Okay, I'm busy cleaning house (again - amazing how once is never enough with a three year old around). All of us in the house are feeling better and looking forward to houseguests this weekend, thank goodness! So I'm just going to do a quick and dirty list here.
Reasons I Love Fall:
1. Long Pants. On a toddler. I have spent the last three months chasing down a screaming kid who's just skinned his knees (again), wrangling him as he screams even louder three inches from my ear because he doesn't "want me to touch his boo-boo," liberally applying antibiotic creams (more screams), and applying cartoon character bandaids to make it all better (none of which ever stay on long enough for anything to actually heal). While cooler weather doesn't mean he won't keep kissing the ground at top speed, it does mean that there's that all important layer of fabric between unforgiving concrete and too-forgiving skin. (I don't even want to talk about how my knees weep in sympathy to watch his joints tangle with every solid surface. That's another blog.)
2. Jackets. I'm what you might lovingly describe as "all woman" - as in, shopping in the Woman's section of department stores. And while I've really come to grips with most of my body issues (who has time to obsess when bandaids have to be reapplied?), summer is not my best fashion season. There are lots of people in this world who look really good in shorts and a tank top. I am not one of these people. But give me some well-cut trousers and a structured jacket, and I'm ready to take on the town!!! (and yes, I love "What Not To Wear." Love it!)
3. The Impending Death of Mosquitoes and All Their Blood-Sucking Relatives. Oh, I know, they don't really die, they go into some cruel form of hibernating stasis, because they have to come from somewhere on that first day the temp hits 70 in the spring. And they all come to me. This year was spectacularly bad with all the flooding on the Mississippi (Second only to the Great Flood of '93, by less than an inch) (Have you donated to the Red Cross Disaster Relief Fund yet?). Seriously, it was 60 degrees out last night, I talked to my neighbor putting up his Halloween decorations for five minutes, and got two mosquito bites. Plus, they discovered the toddler this year, so we were both miserable. Nothing says "hot" in a tank top and shorts like open sores that itch. And yes, it was that bad.

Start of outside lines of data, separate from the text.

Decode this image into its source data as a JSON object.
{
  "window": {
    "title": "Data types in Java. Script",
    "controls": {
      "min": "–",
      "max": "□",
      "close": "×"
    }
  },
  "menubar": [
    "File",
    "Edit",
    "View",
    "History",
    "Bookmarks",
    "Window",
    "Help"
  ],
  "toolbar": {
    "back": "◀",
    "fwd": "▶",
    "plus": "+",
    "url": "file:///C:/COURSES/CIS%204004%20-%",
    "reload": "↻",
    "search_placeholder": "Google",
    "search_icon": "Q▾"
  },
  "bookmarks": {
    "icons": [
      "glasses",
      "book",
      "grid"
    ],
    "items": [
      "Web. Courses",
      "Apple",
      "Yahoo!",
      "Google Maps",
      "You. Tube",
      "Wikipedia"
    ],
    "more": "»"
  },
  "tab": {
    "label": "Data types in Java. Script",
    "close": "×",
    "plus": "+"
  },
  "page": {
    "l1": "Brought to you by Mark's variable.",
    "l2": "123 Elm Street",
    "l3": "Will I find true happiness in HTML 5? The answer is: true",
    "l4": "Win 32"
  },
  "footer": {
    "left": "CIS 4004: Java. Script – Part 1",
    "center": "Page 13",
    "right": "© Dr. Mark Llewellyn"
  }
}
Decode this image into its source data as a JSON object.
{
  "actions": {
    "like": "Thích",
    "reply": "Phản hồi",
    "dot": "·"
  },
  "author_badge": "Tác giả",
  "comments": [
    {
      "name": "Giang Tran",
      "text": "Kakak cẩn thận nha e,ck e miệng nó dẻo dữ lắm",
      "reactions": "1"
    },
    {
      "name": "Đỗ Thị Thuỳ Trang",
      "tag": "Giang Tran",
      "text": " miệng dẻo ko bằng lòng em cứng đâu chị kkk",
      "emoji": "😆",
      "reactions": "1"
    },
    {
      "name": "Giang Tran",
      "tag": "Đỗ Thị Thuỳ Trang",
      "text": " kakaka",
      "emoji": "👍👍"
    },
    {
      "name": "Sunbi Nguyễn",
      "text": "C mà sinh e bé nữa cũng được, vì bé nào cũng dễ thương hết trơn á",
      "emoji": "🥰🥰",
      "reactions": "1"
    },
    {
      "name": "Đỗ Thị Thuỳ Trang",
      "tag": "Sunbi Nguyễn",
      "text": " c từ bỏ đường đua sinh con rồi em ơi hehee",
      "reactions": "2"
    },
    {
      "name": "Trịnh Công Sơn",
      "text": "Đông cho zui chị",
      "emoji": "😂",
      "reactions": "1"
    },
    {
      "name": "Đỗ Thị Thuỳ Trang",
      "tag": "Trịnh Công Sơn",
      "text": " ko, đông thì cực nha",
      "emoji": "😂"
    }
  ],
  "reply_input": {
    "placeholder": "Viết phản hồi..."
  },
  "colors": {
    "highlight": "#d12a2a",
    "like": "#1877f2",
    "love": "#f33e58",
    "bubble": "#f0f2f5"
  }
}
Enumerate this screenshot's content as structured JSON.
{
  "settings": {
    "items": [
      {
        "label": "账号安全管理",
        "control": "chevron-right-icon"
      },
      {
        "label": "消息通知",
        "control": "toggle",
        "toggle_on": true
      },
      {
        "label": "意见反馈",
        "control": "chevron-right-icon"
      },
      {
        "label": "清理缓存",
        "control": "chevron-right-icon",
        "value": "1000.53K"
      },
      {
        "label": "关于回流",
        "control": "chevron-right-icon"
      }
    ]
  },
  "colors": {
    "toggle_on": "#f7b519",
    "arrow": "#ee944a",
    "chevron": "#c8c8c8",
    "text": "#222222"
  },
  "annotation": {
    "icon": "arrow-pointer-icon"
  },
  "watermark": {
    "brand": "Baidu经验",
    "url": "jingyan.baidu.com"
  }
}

4. Halloween. Yes, they started putting out candy three months ago, before even the back to school sales got really going, but now it's time to get serious. And serious is the toddler insisting he's going as a "construction ghostie" this year (a tablecloth with holes a la Charlie Brown, but jauntily topped off with a hard hat I found at a yard sale for a quarter.) It's like Bob the Builder died and came back to haunt me this year, and I can't wait to share that with the world. And I can't wait for the toddler to share some of his candy with me. (Oh, come on. You know you do this too - rifle through your kid's loot. You spy your weakness - mine's those big Reese's Peanut Butter cups - and unilaterally declare that you're kid isn't old enough to eat the big kid candy. And then you eat them all before that poor kid notices you swiped five of them.) (You do too!)
5. Fall Color. This is an obvious, obligatory mention, but I really do groove on maples that explode in reds and oranges over night. And then I rake the leaves with the 'help' of a toddler who's none-to-clear on the concept. And then I throw him in the leaves. And repeat until bath time, because by then, we've both got leaves in our underoos.
So there you have it. Reasons to love fall.